1044.Sonntagsimpuls

Liebe Leserinnen und Leser des Sonntagsimpulses,

in fast allen Bereichen des Lebens geht es bei uns um „Höher - Schneller - Weiter - Besser“.

Wer ist der Größte?

Diese Frage hat auch schon damals die Jünger Jesu bewegt. Den ganzen Weg durch Galiläa haben sich ihre Gedanken um dieses Thema und eben nicht mit den Anliegen Jesu gedreht.

Macht, Einfluss und Erfolg sind Dinge, die damals wie heute wohl entscheidend sind. Dabei sind diese drei Dinge, wenn sie richtig und zum Wohle der Menschen und der Umwelt eingesetzt werden, wichtige Faktoren unserer Gesellschaft.
Aber das kann und darf nicht alles sein.

Eine Person ist nicht nur deswegen „groß“ weil sie reich ist, die das schnellste Auto fährt oder ihr politisches Amt zum Selbstzweck ausnutzt.

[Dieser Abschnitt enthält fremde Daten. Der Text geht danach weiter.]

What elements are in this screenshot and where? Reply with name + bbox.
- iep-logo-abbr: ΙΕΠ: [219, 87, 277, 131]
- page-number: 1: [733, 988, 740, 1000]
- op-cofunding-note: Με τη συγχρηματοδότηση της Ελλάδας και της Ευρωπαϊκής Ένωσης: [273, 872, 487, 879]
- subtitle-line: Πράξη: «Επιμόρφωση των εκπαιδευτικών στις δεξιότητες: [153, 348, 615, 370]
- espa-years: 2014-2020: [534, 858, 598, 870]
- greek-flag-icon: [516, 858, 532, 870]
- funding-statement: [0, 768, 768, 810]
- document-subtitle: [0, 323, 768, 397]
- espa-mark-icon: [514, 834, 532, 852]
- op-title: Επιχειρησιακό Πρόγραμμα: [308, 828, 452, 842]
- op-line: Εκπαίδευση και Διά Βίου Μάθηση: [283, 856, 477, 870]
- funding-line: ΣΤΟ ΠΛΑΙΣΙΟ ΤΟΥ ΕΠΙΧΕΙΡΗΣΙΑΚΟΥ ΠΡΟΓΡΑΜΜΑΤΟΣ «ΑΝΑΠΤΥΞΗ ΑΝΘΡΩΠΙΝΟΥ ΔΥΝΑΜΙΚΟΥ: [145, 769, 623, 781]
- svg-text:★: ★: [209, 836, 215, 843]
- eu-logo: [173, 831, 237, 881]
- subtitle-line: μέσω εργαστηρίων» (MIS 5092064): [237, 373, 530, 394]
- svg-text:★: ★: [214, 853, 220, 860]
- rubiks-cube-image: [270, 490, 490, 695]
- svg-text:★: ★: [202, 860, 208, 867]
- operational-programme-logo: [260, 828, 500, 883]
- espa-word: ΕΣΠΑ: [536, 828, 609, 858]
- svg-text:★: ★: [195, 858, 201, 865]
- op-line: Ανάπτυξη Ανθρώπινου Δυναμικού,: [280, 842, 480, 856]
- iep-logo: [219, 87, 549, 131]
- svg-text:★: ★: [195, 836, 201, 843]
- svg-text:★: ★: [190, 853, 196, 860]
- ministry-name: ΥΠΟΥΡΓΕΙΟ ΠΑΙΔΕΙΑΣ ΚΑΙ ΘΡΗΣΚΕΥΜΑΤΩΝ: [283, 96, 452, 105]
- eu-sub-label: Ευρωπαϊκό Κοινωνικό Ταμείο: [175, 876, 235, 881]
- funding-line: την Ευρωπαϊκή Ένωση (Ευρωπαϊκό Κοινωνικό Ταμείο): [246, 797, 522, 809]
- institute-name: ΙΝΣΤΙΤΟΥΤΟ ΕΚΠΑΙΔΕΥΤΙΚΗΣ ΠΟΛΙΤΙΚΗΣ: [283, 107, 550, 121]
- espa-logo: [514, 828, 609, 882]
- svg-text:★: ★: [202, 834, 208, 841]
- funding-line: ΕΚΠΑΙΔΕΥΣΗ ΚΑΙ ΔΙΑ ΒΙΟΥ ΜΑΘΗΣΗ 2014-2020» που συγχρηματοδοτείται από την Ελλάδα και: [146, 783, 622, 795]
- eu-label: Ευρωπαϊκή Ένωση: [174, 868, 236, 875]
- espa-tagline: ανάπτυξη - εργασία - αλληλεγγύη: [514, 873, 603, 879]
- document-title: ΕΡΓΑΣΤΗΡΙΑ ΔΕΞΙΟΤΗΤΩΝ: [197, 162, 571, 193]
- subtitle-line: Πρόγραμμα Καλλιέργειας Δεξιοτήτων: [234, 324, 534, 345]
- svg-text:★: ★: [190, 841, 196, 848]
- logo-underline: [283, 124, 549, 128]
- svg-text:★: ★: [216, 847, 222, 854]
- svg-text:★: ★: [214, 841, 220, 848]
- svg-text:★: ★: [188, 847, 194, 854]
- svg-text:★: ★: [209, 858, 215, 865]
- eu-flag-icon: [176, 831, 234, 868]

Für mich ist jemand wirklich groß, wenn durch sein bzw. ihr Handeln sichtbar wird, dass auch das Kleinste im Leben und in der Gesellschaft eine bedeutungsvoll sind.
Jesus öffnet den Jüngern durch ein kleines Kind die Augen. Er zeigt durch seine ausgestreckten Arme, dass er für dieses Kind dasein will. DAs Kind ist dabei das Symbol für das damals unwichtigste und nutzloseste. Doch die von Jesu so gezeigte bedingungslose Sorge füreinander und für das Kleinste im Leben muss uns in der Nachfolge Jesu auch heute wichtig sein. Nicht nur - Höher- Schneller - Weiter


Viele Grüße


Julia Kühling
Redaktion SonntagsImpulse.de

Das Evangelium zum Sonntag: Mk 9, 30-37

In jener Zeit zogen Jesus und seine Jünger durch Galiläa. Jesus wollte aber nicht, dass jemand davon erfuhr; denn er wollte seine Jünger über etwas belehren. Er sagte zu ihnen: Der Menschensohn wird den Menschen ausgeliefert, und sie werden ihn töten; doch drei Tage nach seinem Tod wird er auferstehen. Aber sie verstanden den Sinn seiner Worte nicht, scheuten sich jedoch, ihn zu fragen. Sie kamen nach Kafarnaum. Als er dann im Haus war, fragte er sie: Worüber habt ihr unterwegs gesprochen? Sie schwiegen, denn sie hatten unterwegs miteinander darüber gesprochen, wer von ihnen der Größte sei. Da setzte er sich, rief die Zwölf und sagte zu ihnen: Wer der Erste sein will, soll der Letzte von allen und der Diener aller sein. Und er stellte ein Kind in ihre Mitte, nahm es in seine Arme und sagte zu ihnen: Wer ein solches Kind um meinetwillen aufnimmt, der nimmt mich auf; wer aber mich aufnimmt, der nimmt nicht nur mich auf, sondern den, der mich gesandt hat.